None of this behaviour is random – it’s strategy. And Lisa, whose emotions are still shaped by grief, guilt, and responsibility, is responding exactly the way Becky wants her to.

It’s a tragic story, really, because Carla is the first person who’s ever actually treated Lisa with uncomplicated kindness. And what was Lisa’s response when Carla tried to look after her? ‘I don’t do well with nice.’ That line was intentional on the storyliners part. Lisa had spent so long adapting to Becky’s emotions that genuine care felt foreign, even suspicious.

This story has never been about Lisa choosing Becky or Carla. It’s about a woman who has spent decades walking on eggshells slipping back into survival mode. It’s about old wounds being pressed, old fears rearing their head, and old habits taking over before she has time to think. It’s about a manipulator coming back into someones life and immediately pulling the same emotional strings she always did.

That’s exactly why this storyline matters so much. Not because it’s dramatic, or messy, or juicy soap content for the general audience (though it is absolutely all of those things).
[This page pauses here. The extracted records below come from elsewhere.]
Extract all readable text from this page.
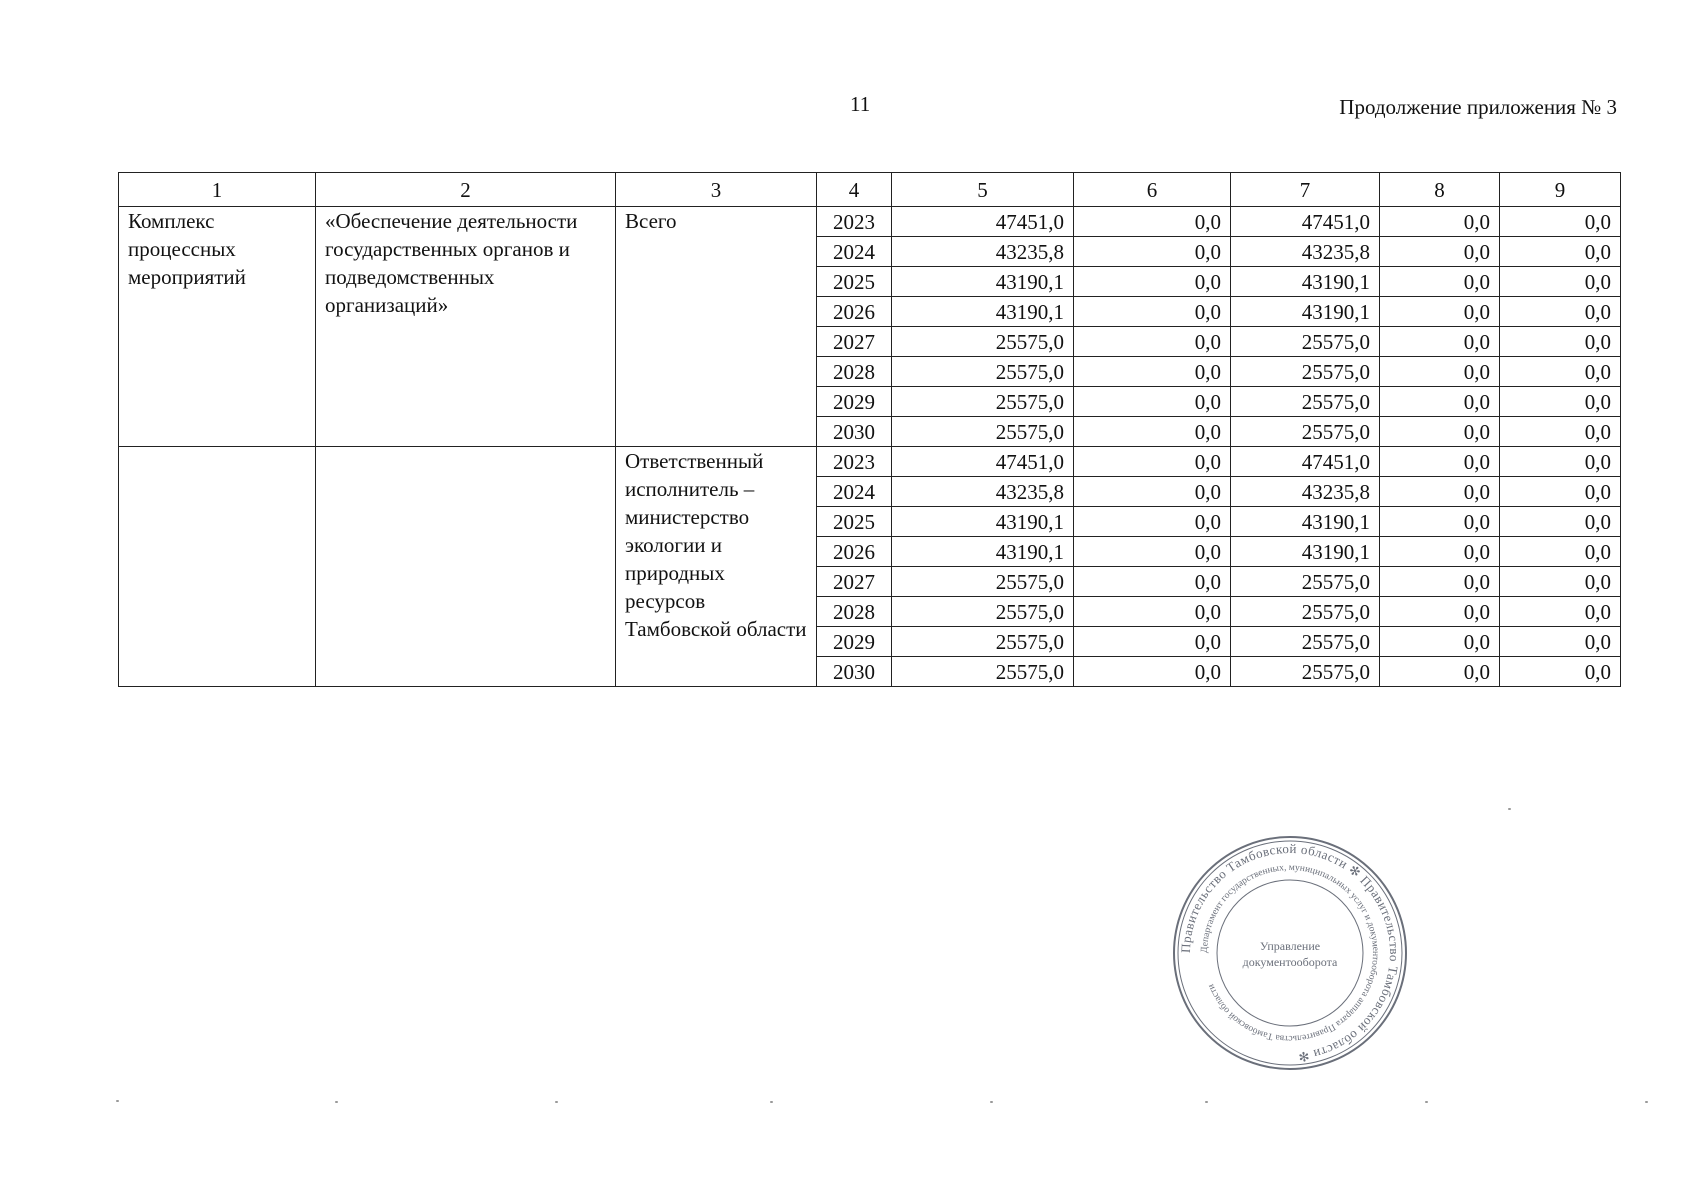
11	Продолжение приложения № 3
1	2	3	4	5	6	7	8	9
Комплекс процессных мероприятий	«Обеспечение деятельности государственных органов и подведомственных организаций»	Всего	2023	47451,0	0,0	47451,0	0,0	0,0
			2024	43235,8	0,0	43235,8	0,0	0,0
			2025	43190,1	0,0	43190,1	0,0	0,0
			2026	43190,1	0,0	43190,1	0,0	0,0
			2027	25575,0	0,0	25575,0	0,0	0,0
			2028	25575,0	0,0	25575,0	0,0	0,0
			2029	25575,0	0,0	25575,0	0,0	0,0
			2030	25575,0	0,0	25575,0	0,0	0,0
		Ответственный исполнитель – министерство экологии и природных ресурсов Тамбовской области	2023	47451,0	0,0	47451,0	0,0	0,0
			2024	43235,8	0,0	43235,8	0,0	0,0
			2025	43190,1	0,0	43190,1	0,0	0,0
			2026	43190,1	0,0	43190,1	0,0	0,0
			2027	25575,0	0,0	25575,0	0,0	0,0
			2028	25575,0	0,0	25575,0	0,0	0,0
			2029	25575,0	0,0	25575,0	0,0	0,0
			2030	25575,0	0,0	25575,0	0,0	0,0
Правительство Тамбовской области ✻ Правительство Тамбовской области ✻
Департамент государственных, муниципальных услуг и документооборота аппарата Правительства Тамбовской области
Управление
документооборота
It matters because it shows that anyone can be manipulated. Anyone. Intelligence isn’t immunity, training isn’t immunity, a detective’s badge doesn’t shield you from the person you once loved most using that love against you. If anything, love makes you more vulnerable.

That’s the uncomfortable truth this story is poking at: manipulation doesn’t look like manipulation when you’re inside it. It looks like compromise, caring, and keeping someone happy. It looks like a tired detective making the least explosive choice she can because she’s spent half her life doing exactly that.

Lisa’s arc now isn’t just about grief. It’s about unlearning, and finally recognising the difference between love and control. But heartbreakingly, it’s Carla who will help her see it, even if it hurts them both along the way.

Giving this storyline to Swarla is genius in my opinion. It centres a narrative about manipulation, trauma, and survival within a couple with an enormous emotional investment from viewers. And by challenging that investment, the writing is doing something bold: it’s asking viewers to understand that even the strongest among us can be undone by the people we trust most.

Because love isn’t blind, and sometimes it binds you to the very thing that breaks you.